Meta has long grappled with concerns from academics and activists that it does not sufficiently police its Instagram and Facebook platforms, but over time it has tightened up its policies and invested in increased moderation.
The rollout comes as Musk, by contrast, has relaxed Twitter’s approach to moderation, prompting dozens of advertisers to flee and reducing its $5bn annual revenues by 50 per cent.
Some Twitter users have sought alternatives to the platform over Musk’s moderation stance and the introduction of an $8-a-month premium service with some features that had previously been free.
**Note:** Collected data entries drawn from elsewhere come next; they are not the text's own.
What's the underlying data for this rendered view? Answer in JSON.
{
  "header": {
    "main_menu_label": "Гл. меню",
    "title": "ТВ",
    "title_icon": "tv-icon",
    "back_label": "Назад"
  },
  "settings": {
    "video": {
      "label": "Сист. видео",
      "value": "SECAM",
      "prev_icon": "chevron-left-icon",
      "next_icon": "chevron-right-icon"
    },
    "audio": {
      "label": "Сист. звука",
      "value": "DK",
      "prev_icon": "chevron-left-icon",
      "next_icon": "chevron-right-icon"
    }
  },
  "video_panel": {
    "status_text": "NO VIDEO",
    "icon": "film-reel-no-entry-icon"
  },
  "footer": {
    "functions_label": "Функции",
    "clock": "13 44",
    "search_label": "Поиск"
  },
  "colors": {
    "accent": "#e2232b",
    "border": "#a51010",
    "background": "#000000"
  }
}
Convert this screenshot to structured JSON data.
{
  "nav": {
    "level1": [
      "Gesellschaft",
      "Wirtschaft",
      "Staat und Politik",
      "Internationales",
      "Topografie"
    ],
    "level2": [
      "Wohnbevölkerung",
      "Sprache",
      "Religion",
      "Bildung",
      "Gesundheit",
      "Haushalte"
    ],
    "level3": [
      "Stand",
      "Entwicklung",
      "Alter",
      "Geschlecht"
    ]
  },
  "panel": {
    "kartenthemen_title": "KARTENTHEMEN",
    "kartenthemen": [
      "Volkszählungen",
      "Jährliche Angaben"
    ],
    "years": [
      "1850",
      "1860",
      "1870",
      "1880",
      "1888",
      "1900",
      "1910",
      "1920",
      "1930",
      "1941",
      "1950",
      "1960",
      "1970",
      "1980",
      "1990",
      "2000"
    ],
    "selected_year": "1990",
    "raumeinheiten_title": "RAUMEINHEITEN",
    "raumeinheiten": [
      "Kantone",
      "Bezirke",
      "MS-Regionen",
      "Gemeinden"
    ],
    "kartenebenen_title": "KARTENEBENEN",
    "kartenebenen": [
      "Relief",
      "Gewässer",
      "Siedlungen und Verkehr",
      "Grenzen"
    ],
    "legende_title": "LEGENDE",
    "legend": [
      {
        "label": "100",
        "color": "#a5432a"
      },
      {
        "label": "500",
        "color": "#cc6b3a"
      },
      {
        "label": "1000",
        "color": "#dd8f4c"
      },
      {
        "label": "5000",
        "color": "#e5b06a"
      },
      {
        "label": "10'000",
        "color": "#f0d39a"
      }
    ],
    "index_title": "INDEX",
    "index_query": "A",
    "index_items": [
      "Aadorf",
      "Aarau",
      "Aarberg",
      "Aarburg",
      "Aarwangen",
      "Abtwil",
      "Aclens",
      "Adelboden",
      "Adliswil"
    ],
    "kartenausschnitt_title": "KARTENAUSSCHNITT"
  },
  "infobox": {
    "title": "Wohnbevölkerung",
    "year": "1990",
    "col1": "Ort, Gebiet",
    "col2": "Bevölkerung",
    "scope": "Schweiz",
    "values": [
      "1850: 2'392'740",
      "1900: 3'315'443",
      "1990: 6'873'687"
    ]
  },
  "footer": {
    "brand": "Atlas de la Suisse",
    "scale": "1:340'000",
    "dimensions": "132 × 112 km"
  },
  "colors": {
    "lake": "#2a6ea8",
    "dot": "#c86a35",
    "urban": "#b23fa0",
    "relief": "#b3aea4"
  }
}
Over the weekend, Musk provoked frustration from some Twitter users when he introduced temporary limits on the number of posts users could view, which he said was an attempt to “address extreme levels of data scraping [and] system manipulation”.
So far however, nascent challengers — such as Donald Trump’s Truth Social, Jack Dorsey’s Bluesky and Mastodon — have failed to gain big enough communities in order to spill into the mainstream.
Meta is known for cloning features offered by rival platforms in its pursuit of growth, most notably when it created “Instagram Stories” — a copycat of the disappearing vertical video clips first popularised by smaller competitor Snap. Meta has more recently created a short-form video format similar to that of ByteDance-owned TikTok called Reels.
But Threads’ particular advantage is its link to Instagram, which allows users to bring across their existing usernames and followers from the photo app, enabling them to instantly have a network.
However, the app is not initially being launched in the EU, its second-largest market by revenue, due to uncertainty around new regulations in the bloc.
The move heightens the rivalry between two of Silicon Valley’s most prominent billionaires. Last month, Musk wrote on his platform that he was “up for a cage match” with Zuckerberg, who has recently rebranded himself as a ju-jitsu aficionado. Zuckerberg appeared to accept the challenge. It is unclear if and when the contest will take place.
In a statement on Wednesday, Meta also said that it planned for Threads to be compatible with ActivityPub, an open social networking protocol established by the World Wide Web Consortium. This would mean that users would in the future be able to transfer the followings and content that they have on Threads across to other apps built on the ActivityPub protocol, which include Mastodon and WordPress.
“Threads is Meta’s first app envisioned to be compatible with an open social networking protocol — we hope that by joining this fast-growing ecosystem of interoperable services, Threads will help people find their community, no matter what app they use,” Meta said.